Customization takes a bit of a back seat as well. You can customize your main character however you wish, except you must be a human. Changing your style past the first few presets also changes how your family looks as well. The preset for both the male and female Hawke though are fairly well done if you aren’t the customizing type. You can change everything about your companion’s equipment except their armor, and to some lesser extent their weapons. Some do well with a new weapon, others never get replaced. Their appearance is what you get. The only exception here is when you finish a relationship with one of the companions you can romance, then their outfit changes to a separate one. It’s only for that one person though and if you don’t like the change, too bad. Instead of refitting your companions with new armor, you find upgrades in a variety of places; shops, crates and barrels, quests. The upgrades ranged anywhere from more armor, stats, or adding a rune slot where you can place an enchantment. The further blow to customization happens in the skill trees. You receive two companions who are warriors, three if you included yourself if you decided your main character will be a warrior. You can make any of them a tank by using a sword and shield. The problem is, only one of them is suited to be a tank since each companion has a personal skill tree. It -can- work with the other one or yourself since all three can pick up the sword & shield tree, but know one person can do it better since their personal tree is dedicated to making them a tank. The real bothersome thing is if you need a healer, you really only get one option since only one of your mages gets the tree to heal. If you dislike that person as a companion, or goes against what you’re playing as, then you either shelf them and go without a healer or be annoyed and deal with it.

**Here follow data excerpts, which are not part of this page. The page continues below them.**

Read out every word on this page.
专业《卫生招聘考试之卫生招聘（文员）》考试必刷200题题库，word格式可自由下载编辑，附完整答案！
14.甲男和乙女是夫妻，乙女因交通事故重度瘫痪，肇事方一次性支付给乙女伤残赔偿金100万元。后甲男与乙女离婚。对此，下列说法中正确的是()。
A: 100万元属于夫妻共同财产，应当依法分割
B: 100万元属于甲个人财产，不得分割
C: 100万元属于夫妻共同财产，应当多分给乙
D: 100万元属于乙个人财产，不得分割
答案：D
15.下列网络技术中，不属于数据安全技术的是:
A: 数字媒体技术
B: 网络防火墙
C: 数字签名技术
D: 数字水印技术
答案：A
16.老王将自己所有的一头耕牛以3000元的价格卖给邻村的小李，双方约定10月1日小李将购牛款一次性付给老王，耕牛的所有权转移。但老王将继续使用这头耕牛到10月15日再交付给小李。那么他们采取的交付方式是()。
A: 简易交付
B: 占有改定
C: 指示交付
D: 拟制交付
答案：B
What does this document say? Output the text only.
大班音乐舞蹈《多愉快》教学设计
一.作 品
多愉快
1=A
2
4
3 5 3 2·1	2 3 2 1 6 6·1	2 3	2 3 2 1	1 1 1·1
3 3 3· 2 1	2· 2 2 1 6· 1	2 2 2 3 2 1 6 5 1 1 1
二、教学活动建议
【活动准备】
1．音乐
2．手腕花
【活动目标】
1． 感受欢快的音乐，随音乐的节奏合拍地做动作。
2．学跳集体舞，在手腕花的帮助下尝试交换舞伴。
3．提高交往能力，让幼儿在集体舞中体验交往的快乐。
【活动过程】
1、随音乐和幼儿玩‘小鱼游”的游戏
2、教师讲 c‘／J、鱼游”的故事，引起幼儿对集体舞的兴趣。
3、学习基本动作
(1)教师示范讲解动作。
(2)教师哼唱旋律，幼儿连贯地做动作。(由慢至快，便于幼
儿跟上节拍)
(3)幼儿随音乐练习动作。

The story, for what it is, is good. It delves into the politics of a city, paranoia, group oppression, and betrayal. The story is actually being told through one of your companions over three acts, who is being interrogated as to the main character’s (your) location. Each act ends and starts with your companion telling his interrogators what happened during the time you left off. Explaining why you disappeared and why this particular group is looking for you delves into the late story and is spoiler filled so just know that things blow up in an important way. The only thing that bothered me is that for all the choices you seem to be given, little matters. You can import your old DA:O save to have some minor tie-ins, but it effects little overall. Only a few things actually happen, story wise. The rest is maybe passed by in a line of text.

The sound I can’t comment much on because it didn’t really stick out to me. The voice acting is well done. As far as the ambient soundtrack goes, I actually could not tell you off the top of my head because I honestly can’t remember if the city or the other areas even had music. It was that subdued. The battle music suits fighting fine, but unfortunately mine was bugged at the time of playing (as were others judging from their forum) where the battle music only cuts in for a second and the rest of the time is just a high pitched echo playing. I know what it sounds like though and it is nice, shame I didn’t get to hear it actually in my game though opposed to having to find it outside of it.

The graphics are fairly good, even on lower settings the game looks nice so that’s a plus for those who can’t run it very high. They aren’t mind blowing but they’re modern, so you wouldn’t feel like you’re playing a game a few years back.

Overall, Dragon age II is a great game. Despite my personal feelings about the switch in gameplay, I can see what they were going for and making it a bigger market on the consoles and that’s just business. I enjoyed the game, and currently running it through a second time. I would recommend it to anyone who enjoys RPGs, action or traditional based. Just if you’re coming in from the first game keep an open mind and enjoy it for what it is, not what we might’ve expected/wanted. Change keeps the industry alive, and we have to roll with it.

Dragon Age II

 ★★★★☆ 

Gameplay:★★★★☆ 
Technical:★★★★☆ 
Dragon Age II changes the formula enough to cause a stir between PC gamers and console gamers, but pushes out a good game nonetheless.